From this page you can explore the topic models in various ways using the large buttons in the middle of the page and the menu items on the left. On this page, you may also find some information about the specific corpus used to train the models, if the person who trained the models has provided it.
The most effective way to start exploring via the documents in the corpus.
Once you click on the document icon a panel will appear in which you can either click the crossed arrows button for a random document or select a focal document for your exploration by typing a few letters to match the title.
You will be shown a “fingerprint” for the selected document, and you can navigate from this to the Hypershelf focused on that document.
Clicking here will bring up a panel where you can enter a few words to identify related topics. From there you can go to the topic map that lays out and groups the topics from all the models according to their similarity. There is also additional help once you reach that page.
Clicking on a number will take you to the Hypershelf for the model with the corresponding number of topics. Use the help function on that page to find out what to do next.
Clicking on the Topics (vertical bars) icon will take you to the topics map
This is the “Hypershelf”. It allows you to explore documents in the corpus using pre-trained topic models. If you are unfamiliar with topic modeling, you can watch the video at Inphodata.cogs.indiana.edu and read an article by David Blei (2012).
The Hypershelf shows up to 40 documents that are most similar to the focal document. Each document is represented by a bar whose colors show the mixture and proportions of topics assigned to each document by the training process. The relative lengths of the bars indicate the degree of similarity to the focal document according to the topic mixtures.
Rolling over a colored segment shows the highest probability words associated with the topic. The key on the right shows all the topics identified by the model. If you click on a topic in the bar or the key, the display will sort the current documents ranked according to that topic. In this topic-sorted mode, a Top Documents button appears at the top that lets you retrieve the documents from the entire corpus that are most similar to that topic.
To select a new focal document you can:
You may use the button to the right of the random document button to visualize the focal document and you may use the dropdown menu attached to the button to switch to a model with a different number of topics.
Below the key are some additional display options that let you sort the displayed documents alphabetically, or to normalize the bar lengths so that you can compare the document mixtures more directly.
Other icons to the left of each topic bar allow you to view the document contents, or see a "fingerprint" of the topic mixtures for that document in all the available models with different numbers of topics.
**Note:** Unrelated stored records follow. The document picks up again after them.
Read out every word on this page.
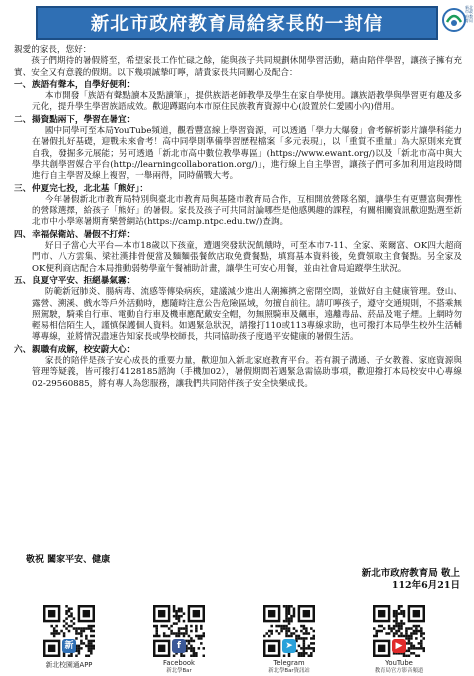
新北市政府教育局給家長的一封信
新北市政府教育局

親愛的家長，您好：

孩子們期待的暑假將至，希望家長工作忙碌之餘，能與孩子共同規劃休閒學習活動，藉由陪伴學習，讓孩子擁有充實、安全又有意義的假期。以下幾項誠摯叮嚀，請貴家長共同關心及配合：

一、 族語有聲本，自學好便利：

本市開發「族語有聲點讀本及點讀筆」，提供族語老師教學及學生在家自學使用。讓族語教學與學習更有趣及多元化，提升學生學習族語成效。歡迎蹲踞向本市原住民族教育資源中心(設置於仁愛國小內)借用。

二、 揚資點兩下，學習在暑宜：

國中同學可至本局YouTube頻道，觀看豐富線上學習資源，可以透過「學力大爆發」會考解析影片讓學科能力在暑假扎好基礎，迎戰未來會考！高中同學則準備學習歷程檔案「多元表現」，以「重質不重量」為大原則來充實自我，發掘多元展能；另可透過「新北市高中數位教學專區」(https://www.ewant.org/)以及「新北市高中與大學共創學習媒合平台(http://learningcollaboration.org/)」，進行線上自主學習，讓孩子們可多加利用這段時間進行自主學習及線上複習，一舉兩得，同時備戰大考。

三、 仲夏完七投，北北基「熊好」：

今年暑假新北市教育局特別與臺北市教育局與基隆市教育局合作，互相開放營隊名額，讓學生有更豐富與彈性的營隊選擇，給孩子「熊好」的暑假。家長及孩子可共同討論哪些是他感興趣的課程，有關相關資訊歡迎點選至新北市中小學寒暑期育樂營網站(https://camp.ntpc.edu.tw/)查詢。

四、 幸福保衛站、暑假不打烊：

好日子當心大平台—本市18歲以下孩童，遭遇突發狀況飢餓時，可至本市7-11、全家、萊爾富、OK四大超商門市、八方雲集、梁社漢排骨便當及麵麵張餐飲店取免費餐點，填寫基本資料後，免費領取主食餐點。另全家及OK便利商店配合本局推動弱勢學童午餐補助計畫，讓學生可安心用餐，並由社會局追蹤學生狀況。

五、 良夏守平安、拒絕暴氣霧：

防範新冠肺炎、腸病毒、流感等傳染病疾，建議減少進出人潮擁擠之密閉空間，並做好自主健康管理。登山、露營、溯溪、戲水等戶外活動時，應隨時注意公告危險區域，勿擅自前往。請叮嚀孩子，遵守交通規則，不搭乘無照駕駛，騎乘自行車、電動自行車及機車應配戴安全帽，勿無照騎車及飆車，遠離毒品、菸品及電子煙。上網時勿輕易相信陌生人，謹慎保護個人資料。如遇緊急狀況，請撥打110或113專線求助，也可撥打本局學生校外生活輔導專線，並將情況盡速告知家長或學校師長，共同協助孩子度過平安健康的暑假生活。

六、 親職有成解，校安蔚大心：

家長的陪伴是孩子安心成長的重要力量，歡迎加入新北家庭教育平台。若有親子溝通、子女教養、家庭資源與管理等疑義，皆可撥打4128185諮詢（手機加02），暑假期間若遇緊急需協助事項，歡迎撥打本局校安中心專線02-29560885，將有專人為您服務，讓我們共同陪伴孩子安全快樂成長。

敬祝 闔家平安、健康
新北市政府教育局 敬上
112年6月21日
新
新北校園通APP
f
Facebook
新北學Bar
➤
Telegram
新北學Bar資訊站
▶
YouTube
教育局官方影音頻道
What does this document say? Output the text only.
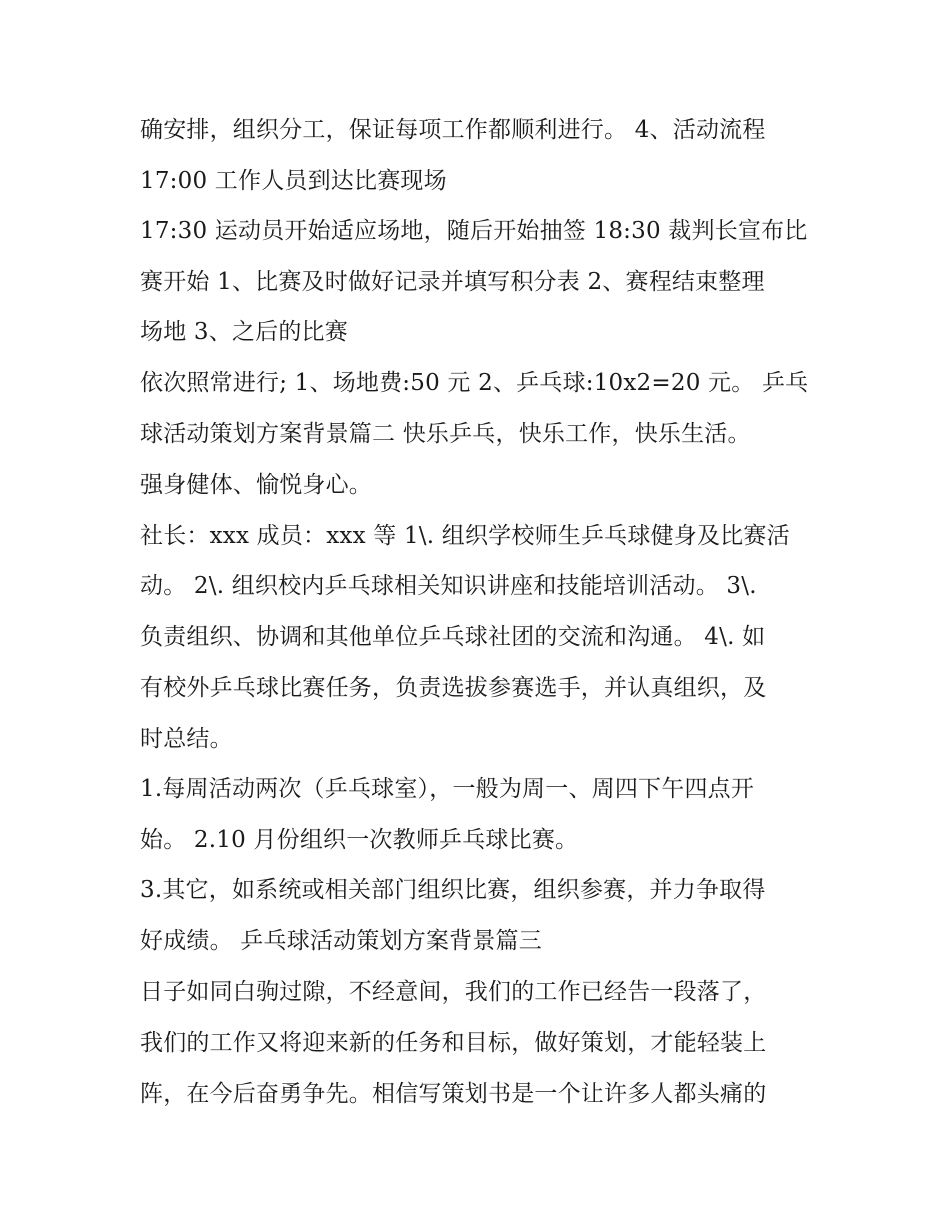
确安排，组织分工，保证每项工作都顺利进行。 4、活动流程
17:00 工作人员到达比赛现场
17:30 运动员开始适应场地，随后开始抽签 18:30 裁判长宣布比
赛开始 1、比赛及时做好记录并填写积分表 2、赛程结束整理
场地 3、之后的比赛
依次照常进行; 1、场地费:50 元 2、乒乓球:10x2=20 元。 乒乓
球活动策划方案背景篇二 快乐乒乓，快乐工作，快乐生活。
强身健体、愉悦身心。
社长：xxx 成员：xxx 等 1\. 组织学校师生乒乓球健身及比赛活
动。 2\. 组织校内乒乓球相关知识讲座和技能培训活动。 3\.
负责组织、协调和其他单位乒乓球社团的交流和沟通。 4\. 如
有校外乒乓球比赛任务，负责选拔参赛选手，并认真组织，及
时总结。
1.每周活动两次（乒乓球室），一般为周一、周四下午四点开
始。 2.10 月份组织一次教师乒乓球比赛。
3.其它，如系统或相关部门组织比赛，组织参赛，并力争取得
好成绩。 乒乓球活动策划方案背景篇三
日子如同白驹过隙，不经意间，我们的工作已经告一段落了，
我们的工作又将迎来新的任务和目标，做好策划，才能轻装上
阵，在今后奋勇争先。相信写策划书是一个让许多人都头痛的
Clicking on a bar in the fingerprint will take you to a hypershelf focused on the selected document with that given model.
The numbers in the menu on the left can be used to navigate directly to a model with that number of topics.
Above the numbers on the left, the topic cluster button will take you to a different interface that lets you explore topic similarity across the models.
The home button at the top left will take you to a general information page about the corpus and models.
This is the topic map. It places the topics from the all the trained models on a two dimensional map that attempts to place similar topics close to each other.
The clusters and colors are determined automatically by an algorithm, and providing only a rough guide to groups of topics that have similar themes. The different axes also do not have any intrinsic meaning, but may be surprisingly interpretable.
You can control which models are included in the map by clicking on the numbers on the left to toggle the corresponding models off and on.
You may also enter words in the search box to have the isomap change shading to help you find related topics.
Clicking on any topic circle will take you to the Hypershelf with the top documents for that topic already selected.